Best of Penny Wylder: Virgin Romance by Wylder Penny

Best of Penny Wylder: Virgin Romance by Wylder Penny

Author:Wylder, Penny
Language: eng
Format: epub
Published: 2021-09-10T16:00:00+00:00


15

My phone is in my hand the minute I leave the gym, calling Kara. It goes to straight to voicemail. I call again, same thing. It doesn’t even sound like she’s screening the calls, the phone is just off. I practically sprint back to our dorm, making it across campus in half the time. I burst into the room, startling another of my suite mates. “Kara?”

“She’s not here,” Ellen says. “Haven’t seen her at all.”

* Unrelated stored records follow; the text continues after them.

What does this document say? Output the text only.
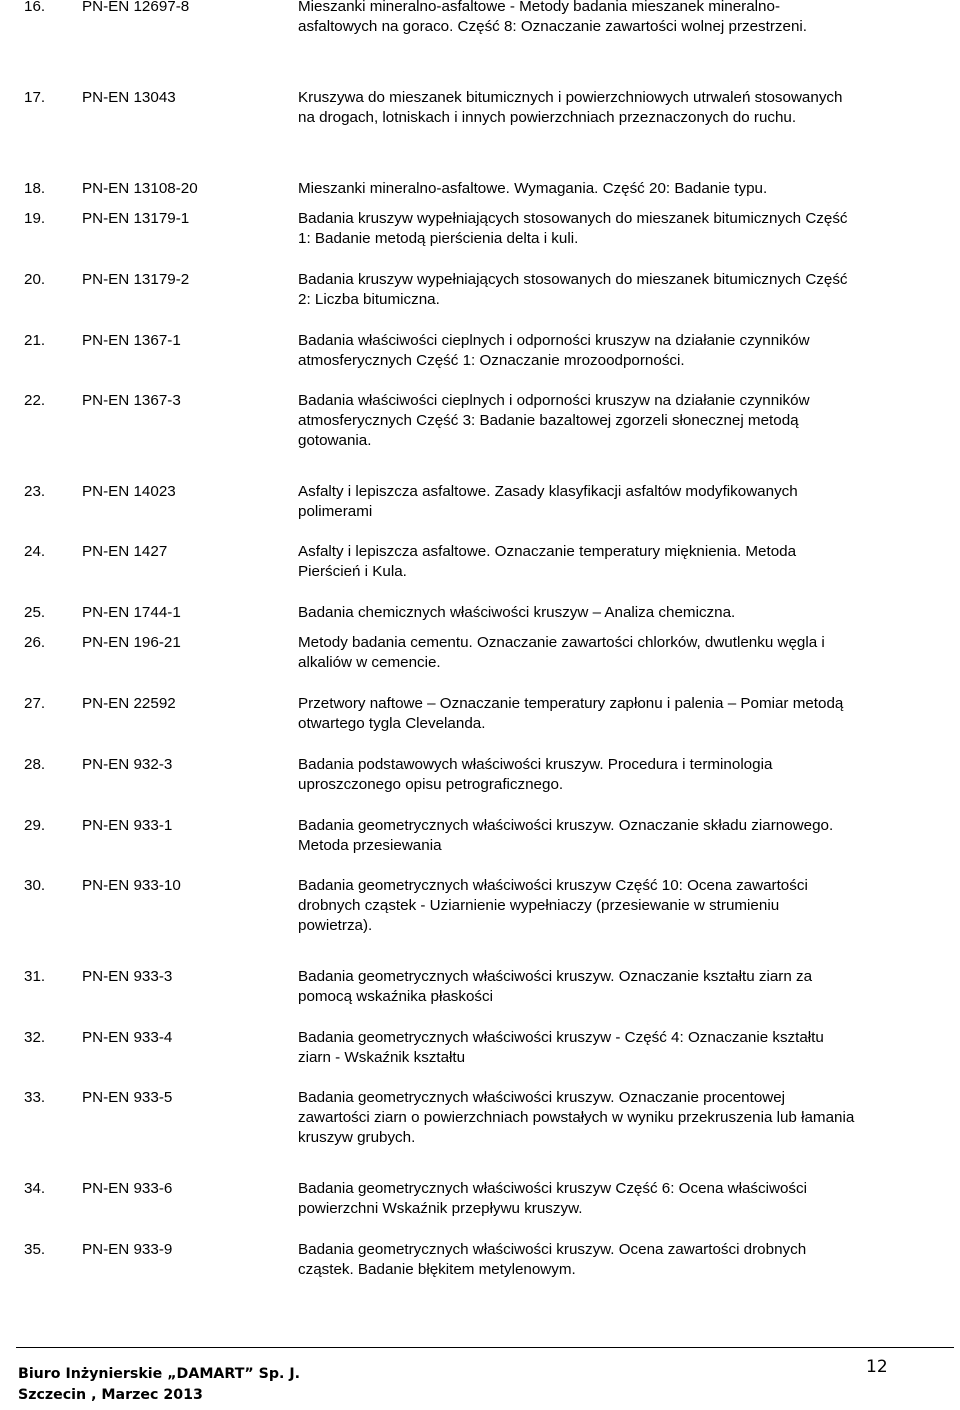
16. PN-EN 12697-8	Mieszanki mineralno-asfaltowe - Metody badania mieszanek mineralno-
asfaltowych na goraco. Część 8: Oznaczanie zawartości wolnej przestrzeni.
17. PN-EN 13043	Kruszywa do mieszanek bitumicznych i powierzchniowych utrwaleń stosowanych
na drogach, lotniskach i innych powierzchniach przeznaczonych do ruchu.
18. PN-EN 13108-20	Mieszanki mineralno-asfaltowe. Wymagania. Część 20: Badanie typu.
19. PN-EN 13179-1	Badania kruszyw wypełniających stosowanych do mieszanek bitumicznych Część
1: Badanie metodą pierścienia delta i kuli.
20. PN-EN 13179-2	Badania kruszyw wypełniających stosowanych do mieszanek bitumicznych Część
2: Liczba bitumiczna.
21. PN-EN 1367-1	Badania właściwości cieplnych i odporności kruszyw na działanie czynników
atmosferycznych Część 1: Oznaczanie mrozoodporności.
22. PN-EN 1367-3	Badania właściwości cieplnych i odporności kruszyw na działanie czynników
atmosferycznych Część 3: Badanie bazaltowej zgorzeli słonecznej metodą
gotowania.
23. PN-EN 14023	Asfalty i lepiszcza asfaltowe. Zasady klasyfikacji asfaltów modyfikowanych
polimerami
24. PN-EN 1427	Asfalty i lepiszcza asfaltowe. Oznaczanie temperatury mięknienia. Metoda
Pierścień i Kula.
25. PN-EN 1744-1	Badania chemicznych właściwości kruszyw – Analiza chemiczna.
26. PN-EN 196-21	Metody badania cementu. Oznaczanie zawartości chlorków, dwutlenku węgla i
alkaliów w cemencie.
27. PN-EN 22592	Przetwory naftowe – Oznaczanie temperatury zapłonu i palenia – Pomiar metodą
otwartego tygla Clevelanda.
28. PN-EN 932-3	Badania podstawowych właściwości kruszyw. Procedura i terminologia
uproszczonego opisu petrograficznego.
29. PN-EN 933-1	Badania geometrycznych właściwości kruszyw. Oznaczanie składu ziarnowego.
Metoda przesiewania
30. PN-EN 933-10	Badania geometrycznych właściwości kruszyw Część 10: Ocena zawartości
drobnych cząstek - Uziarnienie wypełniaczy (przesiewanie w strumieniu
powietrza).
31. PN-EN 933-3	Badania geometrycznych właściwości kruszyw. Oznaczanie kształtu ziarn za
pomocą wskaźnika płaskości
32. PN-EN 933-4	Badania geometrycznych właściwości kruszyw - Część 4: Oznaczanie kształtu
ziarn - Wskaźnik kształtu
33. PN-EN 933-5	Badania geometrycznych właściwości kruszyw. Oznaczanie procentowej
zawartości ziarn o powierzchniach powstałych w wyniku przekruszenia lub łamania
kruszyw grubych.
34. PN-EN 933-6	Badania geometrycznych właściwości kruszyw Część 6: Ocena właściwości
powierzchni Wskaźnik przepływu kruszyw.
35. PN-EN 933-9	Badania geometrycznych właściwości kruszyw. Ocena zawartości drobnych
cząstek. Badanie błękitem metylenowym.
Biuro Inżynierskie „DAMART” Sp. J.
Szczecin , Marzec 2013
12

“Shit.” I change out of my uniform as fast as I can, grab my bag and head out again. Where could she possibly be? This is exactly what I was afraid of, that she’d get the wrong idea, that I wouldn’t get to explain, that now she thinks that I’ve betrayed her. Or maybe she thinks something even worse. I don’t know. She’s not in the dining hall, and she’s not in the little lounge in the science building where she likes to study. I haven’t seen her anywhere across campus. I check the gym again, just in case she circled back to avoid me. No luck. Her phone is still going straight to voicemail, though I leave one more message. “Kara. Please call me. I can explain everything. Just give me the chance.”

My anger at Marian and my determination to find Kara suddenly vanish, and I’m left with just overwhelming sadness. No one’s here in the gym, so I just sit down against the wall and let the tears come. Maybe Carter was right. Maybe I should have just told her while we were naked in the shower. It would have been better than finding out from fucking Marian.

The tears flow, and I cry until I can’t even breathe normally. I’m starting to hiccup. Kara and I don’t ever fight. Not really. Small arguments that are resolved after a couple of hours. Nothing like this. This feels bigger, and I don’t know if we’ll come back from it. I don’t know if I’ve wrecked it for good.

I feel someone sit down next to me and I lean over onto Carter’s shoulder. My tears soak through his shirt, but he doesn’t seem to mind. Instead, he takes my hand, thumb rubbing circles on my palm. He doesn’t ask but I tell him what happened anyway. It all comes spilling out quickly. It doesn’t take long—he already knows most of it.

When I’ve finished hiccupping through the last of it, Carter reaches around me, cradling me in his arms. “It’s going to be okay.”

“You don’t know that.”

“No,” he says lightly, “but I’ve been told I’ve got very good intuition.”

I want to believe him, but I can’t. Not yet. Not when Kara is somewhere with a broken heart thinking her best friend is a traitor and a liar.

“Come on,” he says, getting up and pulling me with him. “I know what’s going to make you feel better.”

“If it’s sex, now’s not the time.”

He laughs, and it fills up the gym. “It’s not sex. That comes later.”

“Okay.”

Together we walk out of the gym and Carter holds my hand.